Володя покачал головой.
— Ну да, конечно, — согласился с этим фактом Тимченко. — Так вот. Брат мой давным-давно погиб. Глупо, по-дурацки. Обыкновенная пьяная драка в клубе, а один придурок не особо понадеялся на кулаки и прихватил нож. А братова как раз на сносях была. Так что он даже не узнал о рождении дочери. Вот и получается, что кроме меня некому ее судьбой озаботиться. Я бы ее давно к себе забрал, да у меня сын, а жена все волновалась, как бы они вместе-то, в одной квартире, сдуру глупостей каких не натворили. Вот так боялись-боялись, и дождались. Девке двадцать семь, женихов нет даже потенциальных, не говоря уж о реальных. А тут, понимаешь… В общем, тянуть уже нельзя. Это здесь, у нас, такое сплошь и рядом встречается.
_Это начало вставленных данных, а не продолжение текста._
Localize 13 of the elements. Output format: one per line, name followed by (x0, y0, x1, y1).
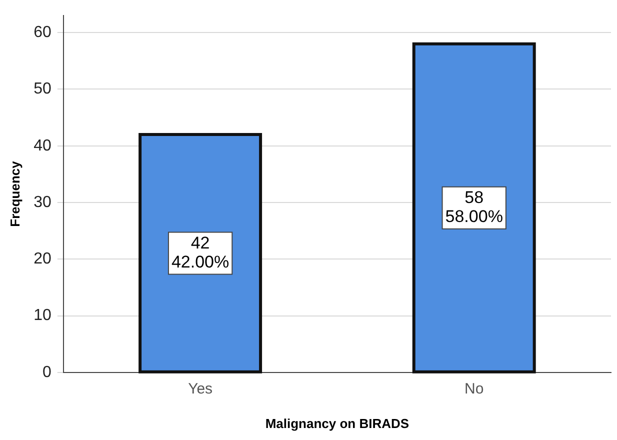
y-tick-label: 40 (34, 137, 52, 154)
y-tick-label: 60 (34, 24, 52, 41)
y-tick-label: 50 (34, 80, 52, 98)
x-tick-label: No (464, 380, 484, 398)
y-tick-label: 0 (42, 364, 52, 381)
x-axis-title: Malignancy on BIRADS (265, 416, 410, 431)
data-label: 58 58.00% (445, 188, 503, 226)
y-tick-label: 10 (34, 307, 52, 324)
y-axis-title: Frequency (7, 160, 22, 227)
y-tick-label: 20 (34, 250, 52, 268)
data-label: 42 42.00% (171, 233, 230, 272)
y-tick-label: 30 (34, 194, 52, 211)
x-tick-label: Yes (188, 380, 213, 398)
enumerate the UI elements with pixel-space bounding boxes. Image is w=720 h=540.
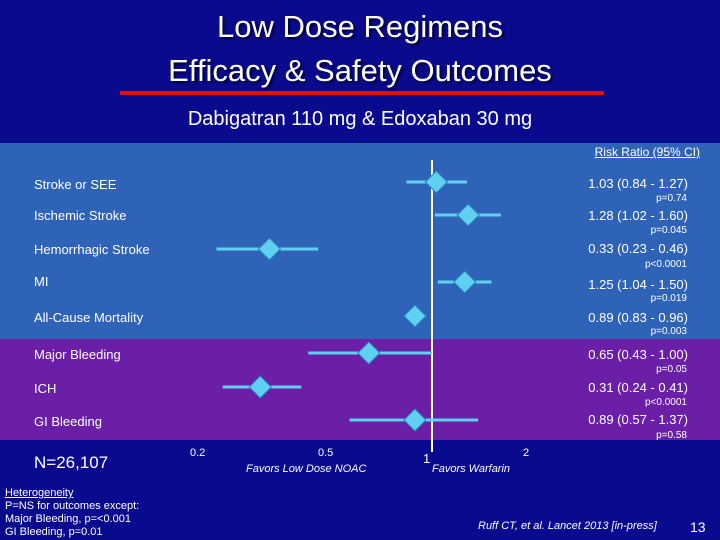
slide-title-line1: Low Dose Regimens [216,9,504,44]
row-p-hemorrhagic-stroke: p<0.0001 [645,259,687,270]
axis-tick-1: 1 [423,451,431,466]
risk-ratio-header: Risk Ratio (95% CI) [594,145,700,159]
heterogeneity-line2: Major Bleeding, p=<0.001 [5,513,131,525]
row-label-ich: ICH [34,381,57,396]
heterogeneity-heading: Heterogeneity [5,487,74,499]
point-estimate-diamond [257,237,282,261]
point-estimate-diamond [403,408,427,432]
row-ci-major-bleeding: 0.65 (0.43 - 1.00) [588,347,688,362]
axis-tick-0-5: 0.5 [318,447,334,459]
row-p-stroke-see: p=0.74 [656,193,687,204]
row-p-mi: p=0.019 [650,293,687,304]
favors-low-dose-label: Favors Low Dose NOAC [246,463,367,475]
row-ci-stroke-see: 1.03 (0.84 - 1.27) [588,176,688,191]
row-label-hemorrhagic-stroke: Hemorrhagic Stroke [34,242,150,257]
row-label-mi: MI [34,274,49,289]
point-estimate-diamond [403,304,427,328]
efficacy-band [0,143,720,339]
row-label-gi-bleeding: GI Bleeding [34,414,102,429]
point-estimate-diamond [424,170,449,194]
row-ci-hemorrhagic-stroke: 0.33 (0.23 - 0.46) [588,241,688,256]
row-ci-mi: 1.25 (1.04 - 1.50) [588,277,688,292]
sample-size: N=26,107 [34,453,109,472]
slide-number: 13 [690,519,706,535]
slide-title-line2: Efficacy & Safety Outcomes [168,53,552,88]
row-ci-gi-bleeding: 0.89 (0.57 - 1.37) [588,412,688,427]
heterogeneity-line3: GI Bleeding, p=0.01 [5,526,103,538]
axis-tick-0-2: 0.2 [190,447,206,459]
title-underline [120,91,604,95]
row-ci-all-cause-mortality: 0.89 (0.83 - 0.96) [588,310,688,325]
point-estimate-diamond [248,375,272,399]
row-label-ischemic-stroke: Ischemic Stroke [34,208,127,223]
row-label-major-bleeding: Major Bleeding [34,347,121,362]
row-label-all-cause-mortality: All-Cause Mortality [34,310,144,325]
row-ci-ischemic-stroke: 1.28 (1.02 - 1.60) [588,208,688,223]
heterogeneity-line1: P=NS for outcomes except: [5,500,140,512]
row-ci-ich: 0.31 (0.24 - 0.41) [588,380,688,395]
row-label-stroke-see: Stroke or SEE [34,177,117,192]
heterogeneity-note: Heterogeneity P=NS for outcomes except: … [5,487,139,539]
point-estimate-diamond [456,203,480,227]
row-p-gi-bleeding: p=0.58 [656,430,687,441]
row-p-all-cause-mortality: p=0.003 [650,326,687,337]
row-p-major-bleeding: p=0.05 [656,364,687,375]
axis-tick-2: 2 [523,447,530,459]
row-p-ich: p<0.0001 [645,397,687,408]
favors-warfarin-label: Favors Warfarin [432,463,511,475]
slide-subtitle: Dabigatran 110 mg & Edoxaban 30 mg [187,108,533,130]
citation: Ruff CT, et al. Lancet 2013 [in-press] [478,520,657,532]
row-p-ischemic-stroke: p=0.045 [650,225,687,236]
point-estimate-diamond [357,341,381,365]
point-estimate-diamond [453,270,477,294]
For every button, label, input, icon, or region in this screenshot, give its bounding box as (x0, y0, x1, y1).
Ну подумаешь, мать-одиночка. А в деревне свои законы. Здесь говорят культурненько так: 'одноночка', мол, а там… Одно слово — деревня. Там это иначе называется, не только некультурно, а и вовсе уж нецензурно. Ты, Вова, не пугайся, не бойся. Все материальные расходы я беру на себя. Тебе этот ребенок не будет стоить ни копейки. Да и сама Валентина тоже. Больше того — ты в любой момент сможешь с ней развестись. Правда, на мою поддержку после развода тоже особо не рассчитывай. Мне сейчас главное — позора избежать. Вернее, не столько мне, сколько Валентине. Увезешь ее из Гнилушек в Н-ск, по-быстренькому оформите отношения — никто и не догадается, что она беременная замуж вышла. А потом, глядишь, стерпится-слюбится. Девка она, хоть и не особо красивая, но добрая, незлобивая. А работящая какая! Готовит опять же отлично. Что тебе еще надо? А главное, ты пойми — тебя ж никто к ней насмерть не привязывает! Ты главное женись, хоть на пару недель. Нам лишь бы штамп в паспорте поставить, фамилию сменить, как и положено замужней бабе. А там… Гуляй — не хочу. В конце концов, заведешь себе кого помоложе на стороне — я ж тоже мужик, я ж все понимаю. Да и Валентина поймет, уверен. Ей лишь бы позора избежать. Она ж там, в тех Гнилушках, и сама сгниет заживо — замуж-то, по крайней мере, точно не выйдет, это даже гадать не надо. Так хотя бы ребеночка родить. Но ведь это тебе не Москва, там же заклюют и ее, и ребенка. Ну, как тебе мое предложение?
Володя хотел бы ответить, да не получилось бы при всем желании. Если без литературных оборотов, если особо не приукрашивать, а описать одним словом его реакцию на предложение Тимченко, то лучше всего применить слово 'обалдел'. Да, именно обалдел, и никак иначе. Еще бы, ведь всего несколько минут назад летел на прием к Тимченко, как на крыльях. Уже, можно сказать, видел себя на пьедестале почета с олимпийской медалью на груди. А тут выясняется, что в спорте ему делать нечего из-за малого роста, что в армию собираться пора, или как альтернатива армии — женитьба на старой некрасивой деревенской бабе, к тому же в интересном положении!